O Movimento Negro Unificado explode nos anos 70. O que havia antes era um movimento cultural de negros, as associações eram mais para recreação e autodefesa. Como a do saudoso Solano Trindade – o poeta da resistência negra por excelência, em Embu, escolas de samba, instituições como o Aristocrata para encontros sociais. (SANTOS, 2002, p. 93).

Nesse fragmento, Gérson novamente faz menção aos intelectuais que construíram o pensamento negro em alguns momentos da história, sobretudo no que diz respeito às relações de raça, classe e mobilidade social no Brasil. Ele faz questão de destacar a importância do conhecimento e da leitura, e de uma leitura de qualidade, independente de ser ou não um intelectual da academia.

Consideramos importante no que diz respeito à construção de uma identidade negra consciente desde a infância, como foi o percurso identitário do professor, ter como espelho os próprios pais, sobretudo a mãe, numa sociedade em que as mulheres negras ainda hoje se constituem um segmento colocado à margem. A mãe do professor aparece como militante que alcançou destaque no movimento, pois escrever no Jornal Clarim da Alvorada confere destacado status no meio negro da época, e hoje ainda tem grande repercussão nos trabalhos que resgatam a memória e a história do movimento negro. Vejamos o relato do professor:

Outra coisa que eu vi é uma cultura muito letrada, a cultura da minha infância e todos os amigos do meu pai eram intelectuais, desde intelectuais do movimento negro como o senhor Correa Leite, pessoas que inclusive passaram para a história e estão presente em livros e tudo como intelectuais também ligados ao mundo universitário, e intelectuais como Florestan Fernandes, Otávio Ianni, Roger Bastide. Todas essas pessoas eu conheci ou em casa, ou na casa de amigos do meu pai. Então era um mundo! Meu pai tinha uma biblioteca espetacular! Eh, meu pai lia e estudava muito! Eu acho que eu imitava certa situação. Então é isso. Meu pai, por exemplo, tinha

uma leitura espetacular, eu não tenho a metade da leitura que meu pai tinha. Mesmo sendo professor universitário, meu pai não era professor universitário, mas lia muito e debatia muito! E tinha essa coisa de, da vida intelectual que a minha mãe também acompanhava. Minha mãe eh escreveu em jornais no passado como o Clarim da Alvorada.

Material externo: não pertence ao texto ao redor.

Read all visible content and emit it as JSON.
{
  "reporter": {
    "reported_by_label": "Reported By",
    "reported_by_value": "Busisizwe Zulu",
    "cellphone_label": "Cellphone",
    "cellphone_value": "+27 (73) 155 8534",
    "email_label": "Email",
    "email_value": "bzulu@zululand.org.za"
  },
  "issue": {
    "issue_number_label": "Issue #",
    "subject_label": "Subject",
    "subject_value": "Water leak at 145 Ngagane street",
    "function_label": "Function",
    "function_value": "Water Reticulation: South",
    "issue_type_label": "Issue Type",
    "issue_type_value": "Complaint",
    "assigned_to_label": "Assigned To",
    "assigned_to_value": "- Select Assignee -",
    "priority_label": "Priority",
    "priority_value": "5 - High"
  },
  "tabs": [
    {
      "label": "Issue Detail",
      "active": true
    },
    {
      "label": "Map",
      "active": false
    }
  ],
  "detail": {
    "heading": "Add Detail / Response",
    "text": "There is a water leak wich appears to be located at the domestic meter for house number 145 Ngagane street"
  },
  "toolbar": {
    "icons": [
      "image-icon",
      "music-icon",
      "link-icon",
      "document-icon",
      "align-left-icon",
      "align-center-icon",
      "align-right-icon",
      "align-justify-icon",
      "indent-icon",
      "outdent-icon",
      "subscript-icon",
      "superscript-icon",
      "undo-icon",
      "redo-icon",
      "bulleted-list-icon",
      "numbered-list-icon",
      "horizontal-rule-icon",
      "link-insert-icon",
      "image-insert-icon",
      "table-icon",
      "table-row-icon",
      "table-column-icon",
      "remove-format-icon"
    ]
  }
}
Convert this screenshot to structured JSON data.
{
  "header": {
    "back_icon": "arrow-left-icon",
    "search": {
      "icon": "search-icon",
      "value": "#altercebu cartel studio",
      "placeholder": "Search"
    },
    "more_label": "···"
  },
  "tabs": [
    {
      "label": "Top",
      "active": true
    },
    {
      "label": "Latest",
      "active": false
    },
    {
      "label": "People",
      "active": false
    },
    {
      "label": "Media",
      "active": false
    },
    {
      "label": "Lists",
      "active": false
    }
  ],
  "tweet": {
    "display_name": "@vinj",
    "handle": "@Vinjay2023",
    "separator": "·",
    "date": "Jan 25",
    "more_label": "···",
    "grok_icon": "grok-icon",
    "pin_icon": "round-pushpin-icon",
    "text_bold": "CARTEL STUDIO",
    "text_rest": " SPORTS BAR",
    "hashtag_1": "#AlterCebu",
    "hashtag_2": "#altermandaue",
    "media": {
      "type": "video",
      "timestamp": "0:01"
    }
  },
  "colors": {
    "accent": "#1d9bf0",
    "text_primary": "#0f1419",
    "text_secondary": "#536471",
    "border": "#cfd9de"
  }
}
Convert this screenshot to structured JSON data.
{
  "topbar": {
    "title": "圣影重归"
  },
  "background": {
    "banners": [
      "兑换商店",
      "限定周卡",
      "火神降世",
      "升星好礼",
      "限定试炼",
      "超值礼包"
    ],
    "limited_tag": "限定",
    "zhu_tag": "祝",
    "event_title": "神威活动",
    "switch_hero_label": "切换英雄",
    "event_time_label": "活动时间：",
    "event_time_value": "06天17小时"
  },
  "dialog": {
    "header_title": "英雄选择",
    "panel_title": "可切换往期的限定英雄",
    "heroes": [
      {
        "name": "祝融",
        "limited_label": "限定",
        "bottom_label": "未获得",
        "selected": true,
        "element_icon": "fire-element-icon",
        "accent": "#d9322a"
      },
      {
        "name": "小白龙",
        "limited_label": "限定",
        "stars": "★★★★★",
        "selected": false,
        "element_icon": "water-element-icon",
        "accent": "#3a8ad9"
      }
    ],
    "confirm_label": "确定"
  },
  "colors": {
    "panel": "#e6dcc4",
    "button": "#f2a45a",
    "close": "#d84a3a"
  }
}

Correa Leite (2007) que foi um dos militantes do movimento negros escrevia no famoso jornal “O Clarim da Alvorada.” Seu depoimento foi publicado numa passagem de suas narrativas. Ele diz a respeito das diversas formas como o preconceito se apresenta, que é necessário ter consciência, estar atento sobre as sutilezas dessas situações: “Quando um branco dava um sorriso para o negro, o negro tinha que aceitar aquilo como um favor [...]. É um dos preconceitos mais safados que pode haver.” (p. 210). Ele diz algo interessante em relação a negros e mulatos:

Nós, d’O Clarim d’Alvorada, incluíamos o mulato como negro. E a gente sabia que no Brasil, pela ética brasileira, o mulato sempre teve oportunidade de passar pro lado de lá e muitas vezes não ser molestado pela cor. Mas nós tínhamos aquela mesma ideia de que “deixou de ser branco é negro”. Apesar de ser um país mulato, como dizia Luiz Gama no poema “Bodarrada”, a ética não assumia isso. Eu nunca sofri no meio negro por ser mulato. Todos me tinham em conta de negro. (LEITE, 2007, p. 210).